- Born: 6 November 1931 Hampstead, London
- Died: 13 November 2003 (aged 72) Poitiers, France
- Education: East Anglian School of Painting and Drawing; Central School of Art and Design;
- Known for: Painting
- Spouses: Mick Pilcher, divorced; Christopher Mason, m.1966-2003, her death;

= Joanna Carrington =

British artist

Joanna Carrington (6 November 1931 – 13 November 2003) was a British artist.

==Biography==
Carrington was born at Hampstead in north London into an artistic family, her father being the publisher and designer Noel Carrington while the artist Dora Carrington, who she never met, was an aunt. At the start of World War II, the family moved to Lambourn in Berkshire where her father worked on a farm and Joanna Carrington developed what would become a life-long love of the countryside. Aged seventeen she studied at the summer school in East Anglia run by Cedric Morris, who was greatly impressed by her talent for painting. Carrington then moved to Paris where she studied in the studio of Fernand Léger. Returning to England, Carrington studied at the Central School of Art and Design in London from 1949 to 1952, where she was taught by both Mervyn Peake and Keith Vaughan. While at the Central, Carrington won a Queen's Scholarship and was included in a group exhibition, Six Young Contemporaries at the Institute of Contemporary Arts in central London during 1952.
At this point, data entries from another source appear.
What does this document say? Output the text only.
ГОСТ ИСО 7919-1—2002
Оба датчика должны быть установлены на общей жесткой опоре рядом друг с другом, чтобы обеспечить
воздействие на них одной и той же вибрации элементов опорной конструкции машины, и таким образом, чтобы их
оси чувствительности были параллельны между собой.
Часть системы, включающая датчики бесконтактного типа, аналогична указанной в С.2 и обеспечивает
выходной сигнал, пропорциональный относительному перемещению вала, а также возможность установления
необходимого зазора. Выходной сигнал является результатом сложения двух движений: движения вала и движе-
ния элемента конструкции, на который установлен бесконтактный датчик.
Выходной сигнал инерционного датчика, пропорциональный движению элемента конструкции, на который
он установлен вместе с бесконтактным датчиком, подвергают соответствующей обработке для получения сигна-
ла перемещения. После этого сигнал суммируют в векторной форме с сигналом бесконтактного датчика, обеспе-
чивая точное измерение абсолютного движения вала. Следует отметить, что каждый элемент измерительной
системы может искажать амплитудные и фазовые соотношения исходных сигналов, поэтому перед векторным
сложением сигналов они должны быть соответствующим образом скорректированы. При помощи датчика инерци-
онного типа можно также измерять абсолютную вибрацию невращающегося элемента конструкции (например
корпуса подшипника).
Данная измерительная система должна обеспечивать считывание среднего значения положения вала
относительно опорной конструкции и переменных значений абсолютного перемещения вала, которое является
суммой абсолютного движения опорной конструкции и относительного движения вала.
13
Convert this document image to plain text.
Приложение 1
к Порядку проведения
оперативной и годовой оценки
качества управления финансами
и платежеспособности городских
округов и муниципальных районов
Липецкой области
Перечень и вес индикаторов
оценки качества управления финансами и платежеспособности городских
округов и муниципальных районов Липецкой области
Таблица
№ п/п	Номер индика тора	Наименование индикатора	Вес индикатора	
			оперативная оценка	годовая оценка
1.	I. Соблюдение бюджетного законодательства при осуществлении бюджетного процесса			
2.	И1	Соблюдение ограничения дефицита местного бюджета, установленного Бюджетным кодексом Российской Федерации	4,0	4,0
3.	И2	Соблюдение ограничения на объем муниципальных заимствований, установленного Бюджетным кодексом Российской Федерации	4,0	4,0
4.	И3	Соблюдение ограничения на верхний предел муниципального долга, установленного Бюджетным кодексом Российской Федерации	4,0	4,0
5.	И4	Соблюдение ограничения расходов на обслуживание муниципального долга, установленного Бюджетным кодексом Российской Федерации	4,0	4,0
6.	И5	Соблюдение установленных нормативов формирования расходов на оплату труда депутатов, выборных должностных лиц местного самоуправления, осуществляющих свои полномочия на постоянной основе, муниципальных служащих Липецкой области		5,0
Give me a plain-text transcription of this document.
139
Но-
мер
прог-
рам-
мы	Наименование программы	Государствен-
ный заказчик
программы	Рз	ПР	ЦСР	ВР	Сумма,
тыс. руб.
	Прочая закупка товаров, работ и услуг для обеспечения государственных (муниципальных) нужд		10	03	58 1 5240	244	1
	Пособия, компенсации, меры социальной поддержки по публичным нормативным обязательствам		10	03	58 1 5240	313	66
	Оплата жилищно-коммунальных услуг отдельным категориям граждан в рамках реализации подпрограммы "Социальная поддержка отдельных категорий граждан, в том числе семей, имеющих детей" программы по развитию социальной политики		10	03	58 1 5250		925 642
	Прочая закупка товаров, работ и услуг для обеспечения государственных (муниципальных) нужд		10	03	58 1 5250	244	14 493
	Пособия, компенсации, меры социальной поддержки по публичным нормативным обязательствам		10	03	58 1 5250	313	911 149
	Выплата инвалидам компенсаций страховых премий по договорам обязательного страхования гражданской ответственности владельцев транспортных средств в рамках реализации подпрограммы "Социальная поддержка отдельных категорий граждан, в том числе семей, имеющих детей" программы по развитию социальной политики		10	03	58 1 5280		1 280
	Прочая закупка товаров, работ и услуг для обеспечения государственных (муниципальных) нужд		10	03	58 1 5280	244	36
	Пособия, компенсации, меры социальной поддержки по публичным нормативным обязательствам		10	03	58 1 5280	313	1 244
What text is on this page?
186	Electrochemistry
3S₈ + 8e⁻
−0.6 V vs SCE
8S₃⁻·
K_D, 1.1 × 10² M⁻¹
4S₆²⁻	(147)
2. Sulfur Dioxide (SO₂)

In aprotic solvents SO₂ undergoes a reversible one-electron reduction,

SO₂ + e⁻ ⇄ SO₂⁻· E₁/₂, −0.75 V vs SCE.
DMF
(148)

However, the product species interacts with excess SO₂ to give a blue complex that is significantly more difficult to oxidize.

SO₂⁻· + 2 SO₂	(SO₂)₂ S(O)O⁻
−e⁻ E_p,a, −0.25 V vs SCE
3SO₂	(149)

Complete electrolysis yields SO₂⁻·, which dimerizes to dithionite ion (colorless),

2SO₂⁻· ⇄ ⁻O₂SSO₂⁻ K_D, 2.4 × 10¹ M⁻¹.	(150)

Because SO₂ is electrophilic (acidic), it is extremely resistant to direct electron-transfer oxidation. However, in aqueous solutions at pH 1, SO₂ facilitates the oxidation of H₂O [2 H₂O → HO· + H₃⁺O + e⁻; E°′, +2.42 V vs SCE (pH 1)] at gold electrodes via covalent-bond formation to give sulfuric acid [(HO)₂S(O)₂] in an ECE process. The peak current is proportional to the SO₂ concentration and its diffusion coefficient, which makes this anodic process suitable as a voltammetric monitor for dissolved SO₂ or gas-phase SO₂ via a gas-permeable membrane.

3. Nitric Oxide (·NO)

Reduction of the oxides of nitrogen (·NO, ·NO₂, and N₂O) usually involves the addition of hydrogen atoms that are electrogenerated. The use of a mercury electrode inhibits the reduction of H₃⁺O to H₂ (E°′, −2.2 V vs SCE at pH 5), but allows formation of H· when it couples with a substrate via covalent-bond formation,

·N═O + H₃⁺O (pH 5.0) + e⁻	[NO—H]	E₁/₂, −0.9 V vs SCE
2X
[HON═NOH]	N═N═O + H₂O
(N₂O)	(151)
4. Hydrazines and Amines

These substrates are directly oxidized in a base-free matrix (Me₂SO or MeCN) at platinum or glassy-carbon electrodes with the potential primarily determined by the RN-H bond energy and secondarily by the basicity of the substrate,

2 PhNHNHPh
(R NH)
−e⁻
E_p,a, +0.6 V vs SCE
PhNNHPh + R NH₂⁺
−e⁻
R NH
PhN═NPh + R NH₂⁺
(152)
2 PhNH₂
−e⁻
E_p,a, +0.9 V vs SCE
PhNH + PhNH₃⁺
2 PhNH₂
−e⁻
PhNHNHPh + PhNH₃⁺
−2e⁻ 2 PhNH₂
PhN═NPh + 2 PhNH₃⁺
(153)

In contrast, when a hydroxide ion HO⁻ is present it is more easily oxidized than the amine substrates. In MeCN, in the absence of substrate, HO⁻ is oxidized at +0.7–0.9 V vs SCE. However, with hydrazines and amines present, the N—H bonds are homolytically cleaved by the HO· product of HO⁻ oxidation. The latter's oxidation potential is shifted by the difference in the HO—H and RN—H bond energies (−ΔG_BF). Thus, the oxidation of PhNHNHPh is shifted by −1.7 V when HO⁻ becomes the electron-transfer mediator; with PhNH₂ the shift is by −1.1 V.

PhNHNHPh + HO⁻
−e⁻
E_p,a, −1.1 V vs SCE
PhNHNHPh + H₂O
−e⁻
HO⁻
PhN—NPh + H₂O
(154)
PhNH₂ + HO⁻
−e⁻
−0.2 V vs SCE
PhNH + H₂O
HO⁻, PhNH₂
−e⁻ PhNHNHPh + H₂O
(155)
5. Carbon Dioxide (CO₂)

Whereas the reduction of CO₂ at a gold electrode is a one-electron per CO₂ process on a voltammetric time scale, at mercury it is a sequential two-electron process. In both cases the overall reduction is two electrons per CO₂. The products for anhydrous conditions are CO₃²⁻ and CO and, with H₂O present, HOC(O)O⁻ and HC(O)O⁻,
Carrington spent some time in Nigeria with her first husband, the designer Mick Pilcher, but appears to have done little, if any, painting there. When the couple split up she returned to London, took a studio in Notting Hill and began exhibiting again. Her first solo exhibition was at The Establishment club's gallery in Greek Street in Soho during 1962. She began teaching and at various times held posts at the Hornsey School of Art, the Byam Shaw School of Art and at Regent Street Polytechnic. In 1966, Carrington married the artist and film director Christopher Mason and exhibited works at the Upper Grosvenor Gallery and at Crane Arts. Carrington contributed a series of articles on painting to the women's page of The Times, which were eventually published in book form as Landscape Painting for Beginners in 1971.

In 1973, after Mason made a film on the naive artist Alfred Wallis, Carrington adopted the pseudonym Reg Pepper. As Pepper, Carrington produced paintings in a primitive style which she exhibited on several occasions at the Portal Gallery in London. Even after her identity was revealed, by the Sunday Times in 1981, Carrington's Pepper work continued to sell well. In 1984, as Pepper, Carrington was commissioned to illustrate a children's book which was published as Pepper and Jam.
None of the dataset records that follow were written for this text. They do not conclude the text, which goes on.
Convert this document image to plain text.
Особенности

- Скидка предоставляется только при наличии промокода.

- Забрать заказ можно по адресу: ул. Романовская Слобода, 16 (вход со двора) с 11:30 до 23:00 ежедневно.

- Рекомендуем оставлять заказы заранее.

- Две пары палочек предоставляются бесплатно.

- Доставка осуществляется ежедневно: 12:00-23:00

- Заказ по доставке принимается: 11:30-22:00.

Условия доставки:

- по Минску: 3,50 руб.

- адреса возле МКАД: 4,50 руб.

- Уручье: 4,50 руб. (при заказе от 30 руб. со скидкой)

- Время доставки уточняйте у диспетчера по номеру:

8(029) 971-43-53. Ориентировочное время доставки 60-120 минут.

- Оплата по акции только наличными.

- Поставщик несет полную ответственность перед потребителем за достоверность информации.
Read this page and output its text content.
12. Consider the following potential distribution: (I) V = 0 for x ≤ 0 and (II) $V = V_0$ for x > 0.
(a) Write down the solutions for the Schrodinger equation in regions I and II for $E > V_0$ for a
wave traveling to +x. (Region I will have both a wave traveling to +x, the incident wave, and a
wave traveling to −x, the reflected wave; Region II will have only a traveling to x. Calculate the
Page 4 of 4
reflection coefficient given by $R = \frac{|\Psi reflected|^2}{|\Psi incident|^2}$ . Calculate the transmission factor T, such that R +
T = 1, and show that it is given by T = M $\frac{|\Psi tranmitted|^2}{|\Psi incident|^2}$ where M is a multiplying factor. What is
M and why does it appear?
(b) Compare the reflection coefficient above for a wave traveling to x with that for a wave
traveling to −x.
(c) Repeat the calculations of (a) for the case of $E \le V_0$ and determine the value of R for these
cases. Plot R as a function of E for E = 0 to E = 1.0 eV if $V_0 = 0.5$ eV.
From 1979 onwards, Carrington and Mason began spending more time in France and Carrington began a series of landscape paintings, which were clearly influenced by the post-impressionist art she loved. The couple lived at a number of locations in France, at Brittany, at Saint-Savin-sur-Gartempe and latterly in Poitiers. Carrington continued to exhibit in England and had exhibitions at several commercial galleries including at the Sue Rankin Gallery, the Thackeray, the Grosvenor and Crane. Her husband published a memoir of Carrington in 2005 to coincide with a memorial exhibition of her work at the Thackeray Gallery.